The inventors generated and characterized a trans-complementation system for SARS-CoV-2. The system produced a high yield of single-round infectious ΔORF3-E mNG virion that could be used for neutralization and antiviral testing. Both the single-round virion (when infecting wild-type cells) and the multi-round system (when infecting complementing cells such as Vero-ORF3-E) can be used for diagnosis, neutralization, and antiviral testing. In certain aspects, an mNG reporter was introduced into the ΔORF3-E virion to be an indicator of viral replication. Depending on research needs, other reporter genes, such as luciferase, GFP, etc, could be engineered into the system. A reliable high-throughput neutralization assay is important for COVID-19 vaccine evaluation and for studying the kinetics of neutralizing antibody levels in post-vaccinated and naturally infected people (4, 21, 22). Three types of cell-based high-throughput neutralization assays currently are available: (i) pseudovirus assay, which expresses SARS-CoV-2 S protein alone, can be performed at BSL-2 laboratories (23, 24); (ii) a reporter SARS-CoV-2 assay, which must be performed at BSL-3 laboratories, represents authentic viral infection (3, 5, 6, 25); (iii) bona fide fully infectious SARS-CoV-2 by focus reduction neutralization test (23). The ΔORF3-E mNG virion combines the advantages of each assay type by recapitulating the authentic viral infection for a single round, thus qualifying its use at BSL2 laboratories. The ΔORF3-E mNG virion can be readily adapted to investigate vaccine-elicited neutralization against newly emerged SARS-CoV-2 isolates, such as the rapidly spreading United Kingdom and South African strains (26, 27), by swapping or mutating the S gene.

The trans-complementation system also can be used for high-throughput antiviral screening of large compound libraries. Infection of normal cells with ΔORF3-E mNG virions allows for screening of inhibitors of virus entry, translation, and RNA replication, but not virion assembly/release. In contrast, infection of Vero-ORF3-E cells with ΔORF3-E mNG virion can be used to identify inhibitors of all steps of SARS-CoV-2 infection cycle, including virion assembly and release; this system also allows for resistance selection against inhibitors for mode-of-action studies. In addition, the single-round ΔORF3-E virion could be developed as a safe vaccine platform.

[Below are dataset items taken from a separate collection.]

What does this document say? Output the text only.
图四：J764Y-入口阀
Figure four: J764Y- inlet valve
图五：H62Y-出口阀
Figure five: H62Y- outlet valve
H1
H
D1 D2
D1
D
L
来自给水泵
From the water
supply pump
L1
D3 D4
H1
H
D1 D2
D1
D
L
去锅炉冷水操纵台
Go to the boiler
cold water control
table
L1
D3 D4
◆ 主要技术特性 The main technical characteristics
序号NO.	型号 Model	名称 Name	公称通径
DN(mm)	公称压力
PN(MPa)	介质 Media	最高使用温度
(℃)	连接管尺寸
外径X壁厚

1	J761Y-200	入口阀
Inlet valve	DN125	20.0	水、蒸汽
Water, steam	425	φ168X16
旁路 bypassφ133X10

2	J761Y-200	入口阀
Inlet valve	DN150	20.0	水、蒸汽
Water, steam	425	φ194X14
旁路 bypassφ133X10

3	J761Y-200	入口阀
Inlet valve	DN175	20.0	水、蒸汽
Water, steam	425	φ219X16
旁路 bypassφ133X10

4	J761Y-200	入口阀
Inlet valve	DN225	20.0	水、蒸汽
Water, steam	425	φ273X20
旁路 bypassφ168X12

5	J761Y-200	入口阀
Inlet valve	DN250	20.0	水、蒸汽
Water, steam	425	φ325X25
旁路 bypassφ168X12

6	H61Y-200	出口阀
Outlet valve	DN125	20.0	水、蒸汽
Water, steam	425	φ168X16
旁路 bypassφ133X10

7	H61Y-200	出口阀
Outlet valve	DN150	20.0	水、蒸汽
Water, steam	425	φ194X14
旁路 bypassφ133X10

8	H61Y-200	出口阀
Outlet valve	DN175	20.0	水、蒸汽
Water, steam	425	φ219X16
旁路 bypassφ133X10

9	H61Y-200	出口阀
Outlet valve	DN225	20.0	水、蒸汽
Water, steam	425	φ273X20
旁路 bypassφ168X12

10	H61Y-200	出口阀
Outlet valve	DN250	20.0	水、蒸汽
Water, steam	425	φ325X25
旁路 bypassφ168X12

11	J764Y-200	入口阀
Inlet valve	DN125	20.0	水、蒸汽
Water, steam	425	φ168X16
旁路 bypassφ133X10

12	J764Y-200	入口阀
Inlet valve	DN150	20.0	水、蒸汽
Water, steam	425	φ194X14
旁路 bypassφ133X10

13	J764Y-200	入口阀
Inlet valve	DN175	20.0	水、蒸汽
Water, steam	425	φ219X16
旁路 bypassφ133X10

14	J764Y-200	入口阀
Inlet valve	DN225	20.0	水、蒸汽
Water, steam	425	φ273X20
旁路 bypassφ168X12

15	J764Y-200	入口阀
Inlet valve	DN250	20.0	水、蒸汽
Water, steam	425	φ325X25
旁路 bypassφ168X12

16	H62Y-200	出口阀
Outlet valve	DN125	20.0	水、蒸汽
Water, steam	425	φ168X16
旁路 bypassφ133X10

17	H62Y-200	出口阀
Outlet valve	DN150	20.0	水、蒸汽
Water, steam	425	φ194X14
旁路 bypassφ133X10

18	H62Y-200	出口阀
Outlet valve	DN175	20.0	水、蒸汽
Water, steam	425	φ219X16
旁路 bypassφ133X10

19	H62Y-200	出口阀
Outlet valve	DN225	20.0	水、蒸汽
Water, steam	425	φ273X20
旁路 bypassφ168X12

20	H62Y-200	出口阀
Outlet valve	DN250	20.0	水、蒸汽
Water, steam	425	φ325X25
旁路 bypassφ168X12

The results support that the trans-complementation system can be performed safely in BSL-2 laboratories. (i) The system produced single-round infectious ΔORF3-E mNG virion that does not infect normal cells for multiple rounds. (ii) The system did not produce WT virus, even after multiple independent selections. (iii) Although an adaptive mutation in M protein was selected to confer virion for multi-round infection on normal cells (i.e., S-IV-P5), the replication level of S-IV-P5 was barely detectable, with infectious titers >10⁵-fold lower than the WT SARS-CoV-2. The molecular mechanism of how S-IV-P5 could infect cells for multiple rounds without ORF3 and E proteins remains to be defined. Previous studies showed that deletion of ORF3 and E genes was lethal for SARS-CoV (28). (iv) Continuous culturing of the S-IV-P5 virion on naïve Vero cells did not improve viral replication. (v) When hamsters and K18-hACE2 mice were infected with the highest possible doses, neither ΔORF3-E mNG virion nor S-IV-P5 virion caused morbidity or mortality. Even after intracranial infection with the highest possible dose, neither virions caused disease or death in the highly susceptible K18-hACE2 mice. To further improve the safety of the system, we could delete more accessory ORFs from the ΔORF3-E mNG RNA as accessory proteins are not essential for viral replication (1).

The current examples use of Vero E6 cells as a representative cell line for constructing a Vero-ORF3-E cell line. When propagated on Vero E6 cells, SARS-CoV-2 could accumulate deletions at the furin cleavage site in the S protein (29, 30). The furin cleavage deletion affects the neutralization susceptibility of SARS-CoV-2 and possibly the route of entry into cells (31). Although furin cleavage deletions were not observed when ΔORF3-E mNG virion was passaged on the Vero-ORF3-E cells, this possibility can be minimized or eliminated by using other cell lines, such as, but not limited to A549-hACE2 or Vero-TMPRSS2-hACE2 cells.

Complementing Cells

Cell lines or primary cells can be transformed with an expression cassette to produce a cell or cell line of the invention resulting in a trans-complementing cell line(s). A precursor to the trans-complementing cell line can be selected from any mammalian species, such as human cell types, including without limitation, cells such as primary cells isolated from various human tissues, e.g., human tonsil or umbilical cord cells; cell lines such as HeLa, Vero, A549 and/or HKB cells or other human cell lines. Other mammalian species cells are also useful, for example, primate cells, rodent cells or other cells commonly used in biological laboratories. The selection of the mammalian species providing the cells is not a limitation of this invention; nor is the type of mammalian cell, i.e., fibroblast, hepatocyte, tumor cell, etc.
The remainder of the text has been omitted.